Load testing is essential for any website. Buyers care about products in your store and they want to be provided with the requested information speedily as well. Jakob Nielsen mentions three crucial timeline in his article «Response Times: The 3 Important Limits»:
0.1 second is about the limit for having the user feel that the system is reacting instantaneously, meaning that no special feedback is necessary except to display the result.
1.0 second is about the limit for the user’s flow of thought to stay uninterrupted, even though the user will notice the delay. Normally, no special feedback is necessary during delays of more than 0.1 but less than 1.0 second, but the user does lose the feeling of operating directly on the data.
10 seconds is about the limit for keeping the user’s attention focused on the dialogue. For longer delays, users will want to perform other tasks while waiting for the computer to finish, so they should be given feedback indicating when the computer expects to be done. Feedback during the delay is especially important if the response time is likely to be highly variable, since users will then not know what to expect.
You may release brilliant advertising, invest thousands of dollars in website promotion, but what will happen if the store failed to open due to the flood of customers? At minimum – delayed response and tarnished reputation, as maximum – additional customers for your competitors.

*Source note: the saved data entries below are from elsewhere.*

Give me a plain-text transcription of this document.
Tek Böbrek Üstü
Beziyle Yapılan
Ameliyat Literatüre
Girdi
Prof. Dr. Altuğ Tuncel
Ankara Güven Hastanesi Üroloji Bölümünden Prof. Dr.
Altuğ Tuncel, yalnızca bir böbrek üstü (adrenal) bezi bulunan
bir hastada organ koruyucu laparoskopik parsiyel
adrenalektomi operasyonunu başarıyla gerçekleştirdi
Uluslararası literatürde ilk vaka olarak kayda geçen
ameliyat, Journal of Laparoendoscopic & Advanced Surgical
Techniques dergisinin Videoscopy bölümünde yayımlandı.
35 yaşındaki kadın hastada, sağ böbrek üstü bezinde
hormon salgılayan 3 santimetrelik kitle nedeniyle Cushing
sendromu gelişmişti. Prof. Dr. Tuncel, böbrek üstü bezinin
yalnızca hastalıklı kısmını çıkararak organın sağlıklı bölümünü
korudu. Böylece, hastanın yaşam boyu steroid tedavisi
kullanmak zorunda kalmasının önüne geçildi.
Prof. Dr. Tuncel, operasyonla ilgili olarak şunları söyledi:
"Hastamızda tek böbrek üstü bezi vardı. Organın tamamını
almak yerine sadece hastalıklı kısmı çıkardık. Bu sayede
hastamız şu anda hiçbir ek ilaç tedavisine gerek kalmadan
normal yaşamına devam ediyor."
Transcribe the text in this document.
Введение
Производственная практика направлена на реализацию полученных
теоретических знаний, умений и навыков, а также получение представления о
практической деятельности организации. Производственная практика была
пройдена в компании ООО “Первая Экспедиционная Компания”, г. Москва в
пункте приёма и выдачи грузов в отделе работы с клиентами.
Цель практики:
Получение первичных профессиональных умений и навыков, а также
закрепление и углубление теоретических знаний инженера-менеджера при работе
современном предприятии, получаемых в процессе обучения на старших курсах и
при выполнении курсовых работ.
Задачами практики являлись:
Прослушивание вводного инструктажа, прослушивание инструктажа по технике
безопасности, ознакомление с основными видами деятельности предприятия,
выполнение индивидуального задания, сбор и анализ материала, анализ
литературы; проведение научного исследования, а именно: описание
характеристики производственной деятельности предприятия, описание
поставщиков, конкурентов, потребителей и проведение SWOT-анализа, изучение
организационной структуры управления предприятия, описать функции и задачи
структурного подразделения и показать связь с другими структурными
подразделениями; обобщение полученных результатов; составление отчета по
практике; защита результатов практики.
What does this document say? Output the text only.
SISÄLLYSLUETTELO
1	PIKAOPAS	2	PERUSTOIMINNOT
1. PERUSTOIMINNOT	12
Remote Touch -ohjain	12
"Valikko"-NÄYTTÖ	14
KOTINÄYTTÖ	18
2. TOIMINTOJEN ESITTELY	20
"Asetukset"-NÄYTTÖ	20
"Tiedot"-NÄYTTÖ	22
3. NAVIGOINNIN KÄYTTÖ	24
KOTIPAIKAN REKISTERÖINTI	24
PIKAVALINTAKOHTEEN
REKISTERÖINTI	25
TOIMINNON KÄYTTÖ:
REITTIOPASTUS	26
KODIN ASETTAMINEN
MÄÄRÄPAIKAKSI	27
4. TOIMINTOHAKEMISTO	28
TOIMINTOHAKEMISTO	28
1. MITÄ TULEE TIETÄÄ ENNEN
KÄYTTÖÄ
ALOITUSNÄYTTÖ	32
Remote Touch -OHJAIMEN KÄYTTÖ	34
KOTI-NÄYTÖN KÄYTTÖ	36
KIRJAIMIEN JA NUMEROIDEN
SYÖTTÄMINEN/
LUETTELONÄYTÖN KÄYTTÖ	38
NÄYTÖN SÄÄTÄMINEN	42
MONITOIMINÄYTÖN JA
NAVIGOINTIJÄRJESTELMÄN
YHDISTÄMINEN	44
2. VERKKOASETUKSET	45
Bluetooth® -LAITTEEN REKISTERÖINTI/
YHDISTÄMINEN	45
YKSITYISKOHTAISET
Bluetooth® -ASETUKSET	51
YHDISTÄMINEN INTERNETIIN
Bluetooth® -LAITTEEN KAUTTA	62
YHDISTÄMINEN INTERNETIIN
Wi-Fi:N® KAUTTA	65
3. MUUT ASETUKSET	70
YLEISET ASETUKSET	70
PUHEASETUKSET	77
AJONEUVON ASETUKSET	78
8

Treat Load Testing Seriously
A lot of companies invest resources in design, functionality and interface convenience, often forgetting about load testing of the web server. Saving a small part of the budget, allocated for development, you often lose much more with server failure. What should you expect when some well-known online service posts a link to your store and 100 000 visitors rush to the store simultaneously?
Do you want to increase revenue? Avoid downtime? Do not forget about load testing then.